Distributions in spaces with thick submanifolds
Jiajia Ding, Jasson Vindas, Yunyun Yang
TL;DR
This work extends the theory of thick distributions from point and curve singularities to general thick submanifolds $\Sigma\subset\mathbb{R}^n$ by introducing test-function spaces $\mathcal{D}_{\ast,\Sigma}(\Omega)$ and $\mathcal{E}_{\ast,\Sigma}(\Omega)$ based on strong tubular expansions. It defines thick distributions $\mathcal{D}'_{\ast,\Sigma}(\Omega)$ as the dual of $\mathcal{D}_{\ast,\Sigma}(\Omega)$ and develops a robust calculus with thick derivatives, a natural projection $\Pi$ to Schwartz distributions, and a Hadamard-type finite-part regularization $\operatorname{Pf}$ to embed $\mathcal{E}_{\ast,\Sigma}(\Omega)$ into thick distributions.
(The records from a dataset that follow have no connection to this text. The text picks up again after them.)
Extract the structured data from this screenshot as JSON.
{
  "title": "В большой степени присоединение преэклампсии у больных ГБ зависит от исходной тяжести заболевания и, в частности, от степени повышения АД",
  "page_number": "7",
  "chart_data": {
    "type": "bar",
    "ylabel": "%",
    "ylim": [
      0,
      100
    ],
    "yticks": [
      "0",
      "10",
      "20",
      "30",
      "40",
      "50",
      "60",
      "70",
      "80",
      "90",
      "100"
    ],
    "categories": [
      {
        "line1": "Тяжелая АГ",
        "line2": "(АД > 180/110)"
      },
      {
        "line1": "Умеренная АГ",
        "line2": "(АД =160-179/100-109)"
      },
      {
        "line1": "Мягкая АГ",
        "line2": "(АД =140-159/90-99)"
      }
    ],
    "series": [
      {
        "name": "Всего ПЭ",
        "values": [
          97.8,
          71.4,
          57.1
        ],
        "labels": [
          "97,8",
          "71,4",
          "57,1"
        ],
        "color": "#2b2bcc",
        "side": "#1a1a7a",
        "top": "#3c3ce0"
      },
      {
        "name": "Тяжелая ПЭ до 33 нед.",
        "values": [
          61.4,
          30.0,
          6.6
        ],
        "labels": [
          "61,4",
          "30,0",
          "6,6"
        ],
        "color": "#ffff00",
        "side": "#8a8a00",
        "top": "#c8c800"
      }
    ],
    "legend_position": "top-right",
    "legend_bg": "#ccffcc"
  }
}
The paper constructs explicit thick delta distributions $\delta_{\ast,\Sigma}^{[j]}$ and multilayers, and derives derivative formulas for these objects, all in tubular coordinates with normal frames. This general framework enables rigorous modeling of singularities along submanifolds in PDEs and physics, providing new tools for analytic techniques where classical distributions are inadequate, including well-defined normal-type derivatives and curvature terms.
Abstract
We present the construction of a theory of distributions (generalized functions) with a ``thick submanifold'', that is, a new theory of thick distributions on $\mathbb{R}^n$ whose domain contains a smooth submanifold on which the test functions may be singular. We define several operations, including ``thick partial derivatives'', and clarify their connection with their classical counterparts in Schwartz distribution theory. We also introduce and study a number of special thick distributions, including new thick delta functions, or more generally thick multilayer distributions along a submanifold.